Ce qui soulève la question: si le jargon est aussi coûteux et ennuyeux (une enquête KickResume connexe sur les publications a suggéré que 85% des cadres ne l’aiment pas réellement), alors pourquoi tant de professionnels l’utilisent-ils encore?

Adweek a posé cette question à Tony Maher, directeur général de la campagne en anglais simple basée au Royaume-Uni. De l’avis de Maher, les praticiens du jargon se concentrent souvent davantage sur la grandeur que de faire des emplois réels.

«Certaines personnes écrivent pour impressionner plutôt que de jouer», a-t-il déclaré. «[Jargon] Cela pourrait les faire se sentir mieux pour commencer, mais il aura rapidement l’effet inverse. Les gens cesseront simplement de lire leurs mémos.

«L’une des plus grandes attractions [to using jargon] Est-ce que vous pouvez vous cacher derrière cela », a ajouté Poduska. «Si vous n’avez pas beaucoup à dire en premier lieu, vous pouvez facilement continuer à utiliser le jargon. [Or] Si vous avez un message désagréable, comme lorsque vous devez licencier quelqu’un, des mots comme «Streamlining» ne semblent pas aussi mauvais. »

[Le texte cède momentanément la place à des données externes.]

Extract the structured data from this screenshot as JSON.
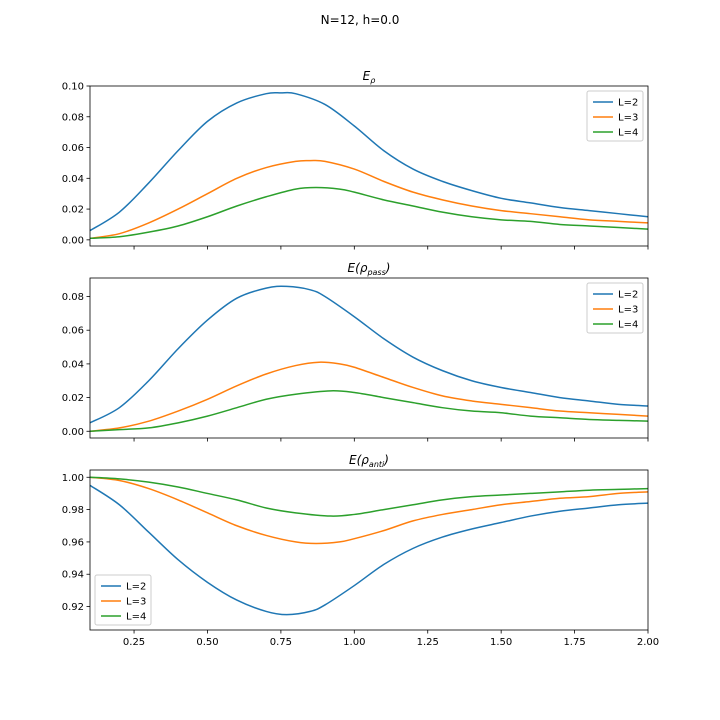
{
  "figure": {
    "suptitle": "N=12, h=0.0"
  },
  "colors": {
    "L2": "#1f77b4",
    "L3": "#ff7f0e",
    "L4": "#2ca02c"
  },
  "chart_data": [
    {
      "type": "line",
      "title_base": "E",
      "title_sub": "ρ",
      "legend_position": "upper right",
      "xlim": [
        0.1,
        2.0
      ],
      "ylim": [
        -0.004,
        0.1
      ],
      "x_ticks": [
        0.25,
        0.5,
        0.75,
        1.0,
        1.25,
        1.5,
        1.75,
        2.0
      ],
      "x_tick_labels_visible": false,
      "y_ticks": [
        0.0,
        0.02,
        0.04,
        0.06,
        0.08,
        0.1
      ],
      "y_tick_labels": [
        "0.00",
        "0.02",
        "0.04",
        "0.06",
        "0.08",
        "0.10"
      ],
      "series": [
        {
          "name": "L=2",
          "color": "#1f77b4",
          "x": [
            0.1,
            0.2,
            0.3,
            0.4,
            0.5,
            0.6,
            0.7,
            0.75,
            0.8,
            0.9,
            1.0,
            1.1,
            1.2,
            1.3,
            1.4,
            1.5,
            1.6,
            1.7,
            1.8,
            1.9,
            2.0
          ],
          "y": [
            0.006,
            0.018,
            0.037,
            0.058,
            0.077,
            0.089,
            0.095,
            0.0955,
            0.095,
            0.088,
            0.074,
            0.058,
            0.046,
            0.038,
            0.032,
            0.027,
            0.024,
            0.021,
            0.019,
            0.017,
            0.015
          ]
        },
        {
          "name": "L=3",
          "color": "#ff7f0e",
          "x": [
            0.1,
            0.2,
            0.3,
            0.4,
            0.5,
            0.6,
            0.7,
            0.8,
            0.85,
            0.9,
            1.0,
            1.1,
            1.2,
            1.3,
            1.4,
            1.5,
            1.6,
            1.7,
            1.8,
            1.9,
            2.0
          ],
          "y": [
            0.001,
            0.004,
            0.011,
            0.02,
            0.03,
            0.04,
            0.047,
            0.051,
            0.0515,
            0.051,
            0.046,
            0.038,
            0.031,
            0.026,
            0.022,
            0.019,
            0.017,
            0.015,
            0.013,
            0.012,
            0.011
          ]
        },
        {
          "name": "L=4",
          "color": "#2ca02c",
          "x": [
            0.1,
            0.2,
            0.3,
            0.4,
            0.5,
            0.6,
            0.7,
            0.8,
            0.87,
            0.95,
            1.0,
            1.1,
            1.2,
            1.3,
            1.4,
            1.5,
            1.6,
            1.7,
            1.8,
            1.9,
            2.0
          ],
          "y": [
            0.001,
            0.002,
            0.005,
            0.009,
            0.015,
            0.022,
            0.028,
            0.033,
            0.034,
            0.033,
            0.031,
            0.026,
            0.022,
            0.018,
            0.015,
            0.013,
            0.012,
            0.01,
            0.009,
            0.008,
            0.007
          ]
        }
      ]
    },
    {
      "type": "line",
      "title_base": "E(",
      "title_sub": "pass",
      "title_end": ")",
      "legend_position": "upper right",
      "xlim": [
        0.1,
        2.0
      ],
      "ylim": [
        -0.004,
        0.091
      ],
      "x_ticks": [
        0.25,
        0.5,
        0.75,
        1.0,
        1.25,
        1.5,
        1.75,
        2.0
      ],
      "x_tick_labels_visible": false,
      "y_ticks": [
        0.0,
        0.02,
        0.04,
        0.06,
        0.08
      ],
      "y_tick_labels": [
        "0.00",
        "0.02",
        "0.04",
        "0.06",
        "0.08"
      ],
      "series": [
        {
          "name": "L=2",
          "color": "#1f77b4",
          "x": [
            0.1,
            0.2,
            0.3,
            0.4,
            0.5,
            0.6,
            0.7,
            0.77,
            0.85,
            0.9,
            1.0,
            1.1,
            1.2,
            1.3,
            1.4,
            1.5,
            1.6,
            1.7,
            1.8,
            1.9,
            2.0
          ],
          "y": [
            0.005,
            0.014,
            0.03,
            0.049,
            0.066,
            0.079,
            0.085,
            0.086,
            0.084,
            0.08,
            0.068,
            0.055,
            0.044,
            0.036,
            0.03,
            0.026,
            0.023,
            0.02,
            0.018,
            0.016,
            0.015
          ]
        },
        {
          "name": "L=3",
          "color": "#ff7f0e",
          "x": [
            0.1,
            0.2,
            0.3,
            0.4,
            0.5,
            0.6,
            0.7,
            0.8,
            0.88,
            0.95,
            1.0,
            1.1,
            1.2,
            1.3,
            1.4,
            1.5,
            1.6,
            1.7,
            1.8,
            1.9,
            2.0
          ],
          "y": [
            0.0,
            0.002,
            0.006,
            0.012,
            0.019,
            0.027,
            0.034,
            0.039,
            0.041,
            0.04,
            0.038,
            0.032,
            0.026,
            0.021,
            0.018,
            0.016,
            0.014,
            0.012,
            0.011,
            0.01,
            0.009
          ]
        },
        {
          "name": "L=4",
          "color": "#2ca02c",
          "x": [
            0.1,
            0.2,
            0.3,
            0.4,
            0.5,
            0.6,
            0.7,
            0.8,
            0.92,
            1.0,
            1.1,
            1.2,
            1.3,
            1.4,
            1.5,
            1.6,
            1.7,
            1.8,
            1.9,
            2.0
          ],
          "y": [
            0.0,
            0.001,
            0.002,
            0.005,
            0.009,
            0.014,
            0.019,
            0.022,
            0.024,
            0.023,
            0.02,
            0.017,
            0.014,
            0.012,
            0.011,
            0.009,
            0.008,
            0.007,
            0.0065,
            0.006
          ]
        }
      ]
    },
    {
      "type": "line",
      "title_base": "E(",
      "title_sub": "anti",
      "title_end": ")",
      "legend_position": "lower left",
      "xlim": [
        0.1,
        2.0
      ],
      "ylim": [
        0.9055,
        1.0045
      ],
      "x_ticks": [
        0.25,
        0.5,
        0.75,
        1.0,
        1.25,
        1.5,
        1.75,
        2.0
      ],
      "x_tick_labels": [
        "0.25",
        "0.50",
        "0.75",
        "1.00",
        "1.25",
        "1.50",
        "1.75",
        "2.00"
      ],
      "y_ticks": [
        0.92,
        0.94,
        0.96,
        0.98,
        1.0
      ],
      "y_tick_labels": [
        "0.92",
        "0.94",
        "0.96",
        "0.98",
        "1.00"
      ],
      "series": [
        {
          "name": "L=2",
          "color": "#1f77b4",
          "x": [
            0.1,
            0.2,
            0.3,
            0.4,
            0.5,
            0.6,
            0.7,
            0.77,
            0.85,
            0.9,
            1.0,
            1.1,
            1.2,
            1.3,
            1.4,
            1.5,
            1.6,
            1.7,
            1.8,
            1.9,
            2.0
          ],
          "y": [
            0.995,
            0.983,
            0.966,
            0.949,
            0.935,
            0.924,
            0.917,
            0.915,
            0.917,
            0.921,
            0.933,
            0.946,
            0.956,
            0.963,
            0.968,
            0.972,
            0.976,
            0.979,
            0.981,
            0.983,
            0.984
          ]
        },
        {
          "name": "L=3",
          "color": "#ff7f0e",
          "x": [
            0.1,
            0.2,
            0.3,
            0.4,
            0.5,
            0.6,
            0.7,
            0.8,
            0.87,
            0.95,
            1.0,
            1.1,
            1.2,
            1.3,
            1.4,
            1.5,
            1.6,
            1.7,
            1.8,
            1.9,
            2.0
          ],
          "y": [
            1.0,
            0.998,
            0.993,
            0.986,
            0.978,
            0.97,
            0.964,
            0.96,
            0.959,
            0.96,
            0.962,
            0.967,
            0.973,
            0.977,
            0.98,
            0.983,
            0.985,
            0.987,
            0.988,
            0.99,
            0.991
          ]
        },
        {
          "name": "L=4",
          "color": "#2ca02c",
          "x": [
            0.1,
            0.2,
            0.3,
            0.4,
            0.5,
            0.6,
            0.7,
            0.8,
            0.92,
            1.0,
            1.1,
            1.2,
            1.3,
            1.4,
            1.5,
            1.6,
            1.7,
            1.8,
            1.9,
            2.0
          ],
          "y": [
            1.0,
            0.999,
            0.997,
            0.994,
            0.99,
            0.986,
            0.981,
            0.978,
            0.976,
            0.977,
            0.98,
            0.983,
            0.986,
            0.988,
            0.989,
            0.99,
            0.991,
            0.992,
            0.9925,
            0.993
          ]
        }
      ]
    }
  ]
}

Malheureusement, grâce à l’IA, le babillage d’entreprise ne fait qu’augmenter. Chatgpt était heureux de transformer notre directive de neuf mots «Il est important pour le service marketing de travailler dur» en voies de 64 mots avec des bromures comme: «En alignant nos efforts et en favorisant un environnement collaboratif, nous pouvons optimiser nos campagnes et améliorer la visibilité de la marque.»

À mesure que le jargon prolifère, le paradoxe est cette écriture simple et simple peut attirer plus d’attention pour sa rareté seule.

«Je suis toujours impressionné quand je lis un message difficile que je comprends la première fois que je l’ai lu», a déclaré Maher. «La personne comprend vraiment le sujet ni qu’il a pris beaucoup de temps pour m’assurer que je peux. Si je dois le lire trois fois, cela va dans le bac.